Given the ongoing standoff between Congress and the White House, it’s becoming clearer each day that the “tiebreaker” will be the 2020 election.
So it’s encouraging to learn that the prospects for voting reform are not as bleak as some stories might lead us to believe. Amid voter apathy and voter suppression efforts, there are leaders and activists in some states and local communities across the country who are successfully working to bring more people to the polls.
In this week’s WhoWhatWhy podcast we talk with Joshua Douglas, a professor at the University of Kentucky College of Law and an expert on state constitutions and election law procedure. He is also the co-author of an election-law case book and co-editor of Election Law Stories.
Douglas argues that change best happens locality by locality and that, in spite of all the bad news, he is seeing many new efforts at voter expansion. Promising local experiments, mostly in blue states but some bipartisan efforts as well, include felon re-enfranchisement and lowering the voting age.
Douglas views voting reform as a two-pronged approach.
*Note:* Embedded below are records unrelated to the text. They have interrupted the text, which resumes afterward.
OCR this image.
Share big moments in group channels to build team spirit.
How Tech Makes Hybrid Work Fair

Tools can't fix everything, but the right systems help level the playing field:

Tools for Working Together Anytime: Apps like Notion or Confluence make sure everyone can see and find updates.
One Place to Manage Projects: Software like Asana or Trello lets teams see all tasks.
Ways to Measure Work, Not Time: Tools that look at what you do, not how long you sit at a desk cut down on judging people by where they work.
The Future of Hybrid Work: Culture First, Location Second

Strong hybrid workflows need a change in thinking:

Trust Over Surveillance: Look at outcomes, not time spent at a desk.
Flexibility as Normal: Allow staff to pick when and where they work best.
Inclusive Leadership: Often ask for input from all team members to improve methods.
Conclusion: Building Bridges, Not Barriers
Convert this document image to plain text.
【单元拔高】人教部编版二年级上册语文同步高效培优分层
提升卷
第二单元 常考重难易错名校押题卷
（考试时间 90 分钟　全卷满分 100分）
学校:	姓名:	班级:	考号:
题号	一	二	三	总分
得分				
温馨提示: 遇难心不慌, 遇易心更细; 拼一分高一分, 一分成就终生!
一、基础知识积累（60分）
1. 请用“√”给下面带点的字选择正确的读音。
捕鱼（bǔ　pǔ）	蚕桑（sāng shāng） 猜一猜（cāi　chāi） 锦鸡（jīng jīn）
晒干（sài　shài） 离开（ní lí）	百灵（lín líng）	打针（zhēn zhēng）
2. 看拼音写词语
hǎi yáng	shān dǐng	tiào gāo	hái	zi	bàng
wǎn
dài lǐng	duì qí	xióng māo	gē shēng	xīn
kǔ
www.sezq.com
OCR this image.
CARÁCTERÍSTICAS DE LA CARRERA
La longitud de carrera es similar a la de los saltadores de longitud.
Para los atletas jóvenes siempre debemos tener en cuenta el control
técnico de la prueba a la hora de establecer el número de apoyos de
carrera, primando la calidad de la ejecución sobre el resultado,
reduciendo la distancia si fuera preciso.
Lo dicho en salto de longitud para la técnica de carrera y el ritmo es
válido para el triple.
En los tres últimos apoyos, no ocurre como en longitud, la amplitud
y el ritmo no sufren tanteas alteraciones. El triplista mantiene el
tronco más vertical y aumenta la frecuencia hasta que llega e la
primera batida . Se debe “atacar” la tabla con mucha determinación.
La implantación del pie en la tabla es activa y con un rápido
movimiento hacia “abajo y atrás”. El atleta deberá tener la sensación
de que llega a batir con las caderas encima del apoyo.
Herculean efforts are necessary to fight back against the harsh tactics of voter suppression. At the same time, uncompromising resistance has to go hand-in-hand with proactive efforts to extend the franchise. If we are only engaged in the fight against suppression, he says “we are only doing half of what’s possible.”
Some examples: lowering the voting age to 16 — coupled with different kinds of civics education —and the availability of modern voting systems that still provide paper back-up. Citing the positive results of automatic and same-day voter registration, he shows why these efforts are increasing turnout.
Douglas points out that even in Kentucky and Iowa, two of the states aggressively engaged in voter suppression, some progress is being made. He details some inspiring stories of voting reforms that give hope for the future of democracy in the US.